Polyphenol-loaded supramolecular hydrogels based on cyclodextrin as wound dressings
摘要
Developing polyphenol-loaded hydrogels can not only address the poor antibacterial and anti-inflammatory performance of single hydrogels, but also overcome the disadvantages of low bioavailability and poor stability of bioactive polyphenols. A novel cyclodextrin supramolecular drug-loaded hydrogel was constructed in this study, using carboxymethyl-β-cyclodextrin and polyethylene glycol-functionalized chitosan as raw materials, β-glycerophosphate sodium as the crosslinking agent and tannic acid (TA) as the drug model.
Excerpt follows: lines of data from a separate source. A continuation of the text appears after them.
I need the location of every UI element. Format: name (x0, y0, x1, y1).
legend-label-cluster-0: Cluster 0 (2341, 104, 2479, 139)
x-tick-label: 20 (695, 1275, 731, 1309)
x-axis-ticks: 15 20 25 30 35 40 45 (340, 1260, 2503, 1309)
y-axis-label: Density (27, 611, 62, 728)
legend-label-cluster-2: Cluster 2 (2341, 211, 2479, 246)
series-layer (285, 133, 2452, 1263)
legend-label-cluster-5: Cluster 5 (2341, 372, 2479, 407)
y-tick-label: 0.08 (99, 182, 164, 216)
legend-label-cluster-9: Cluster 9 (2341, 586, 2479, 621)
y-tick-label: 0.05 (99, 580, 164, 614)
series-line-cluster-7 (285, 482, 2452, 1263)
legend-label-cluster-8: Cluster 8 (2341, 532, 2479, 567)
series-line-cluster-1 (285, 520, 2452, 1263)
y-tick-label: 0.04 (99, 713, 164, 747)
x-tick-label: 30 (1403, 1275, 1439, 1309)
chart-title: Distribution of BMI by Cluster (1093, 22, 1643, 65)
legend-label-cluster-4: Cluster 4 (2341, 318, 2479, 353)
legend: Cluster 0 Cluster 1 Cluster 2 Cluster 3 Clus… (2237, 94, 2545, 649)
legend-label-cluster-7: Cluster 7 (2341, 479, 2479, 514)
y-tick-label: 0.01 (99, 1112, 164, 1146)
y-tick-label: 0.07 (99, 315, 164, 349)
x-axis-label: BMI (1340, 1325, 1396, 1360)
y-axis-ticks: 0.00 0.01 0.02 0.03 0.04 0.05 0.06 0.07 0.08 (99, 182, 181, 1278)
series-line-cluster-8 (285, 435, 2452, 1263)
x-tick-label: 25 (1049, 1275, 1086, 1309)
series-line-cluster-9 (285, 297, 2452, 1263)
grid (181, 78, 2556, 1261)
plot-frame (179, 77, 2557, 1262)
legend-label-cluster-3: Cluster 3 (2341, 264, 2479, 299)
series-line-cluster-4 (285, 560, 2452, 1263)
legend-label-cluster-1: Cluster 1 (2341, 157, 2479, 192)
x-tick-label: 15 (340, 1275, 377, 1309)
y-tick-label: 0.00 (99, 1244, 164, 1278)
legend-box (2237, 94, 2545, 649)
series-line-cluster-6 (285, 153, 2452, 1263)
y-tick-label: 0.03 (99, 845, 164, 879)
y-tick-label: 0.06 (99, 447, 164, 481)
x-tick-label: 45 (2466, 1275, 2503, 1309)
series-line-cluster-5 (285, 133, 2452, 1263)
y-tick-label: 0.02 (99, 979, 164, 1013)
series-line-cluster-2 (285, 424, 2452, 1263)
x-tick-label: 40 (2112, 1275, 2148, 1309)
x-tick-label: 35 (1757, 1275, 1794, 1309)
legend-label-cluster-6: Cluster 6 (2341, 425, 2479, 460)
The construction was realized through the synergistic effects of chemical crosslinking, electrostatic interaction, host-guest interaction, hydrogen bonding interaction, as well as supramolecular assembly driven by multiple interaction. Influence of various factors on the gelation time was investigated, and the properties of swelling, adsorption, rheology, antioxidant, drug-controlled release, antibacterial, and biocompatibility were systematically evaluated. Under optimal conditions, the gelation time of the cyclodextrin supramolecular hydrogel was 18 s, and the adsorption capacity for TA reached 315.2 mg/g, achieving controlled, sustained and long-lasting release. When the concentration of the drug-loaded gel reached 25 µg/mL, the DPPH radical scavenging rate was 91.9%, indicating excellent antioxidant properties. The antibacterial rates against Escherichia coli and Staphylococcus aureus were 98.4% and 98.9%, respectively, demonstrating good antibacterial performance. The cytotoxicity was grade 0, indicating good biocompatibility. Based on the in vitro evaluation results, this cyclodextrin-based supramolecular hydrogel shows promising potential as a wound dressing for the treatment of difficult-to-heal wounds, providing a feasible candidate for the development of novel medical dressing in the medical field.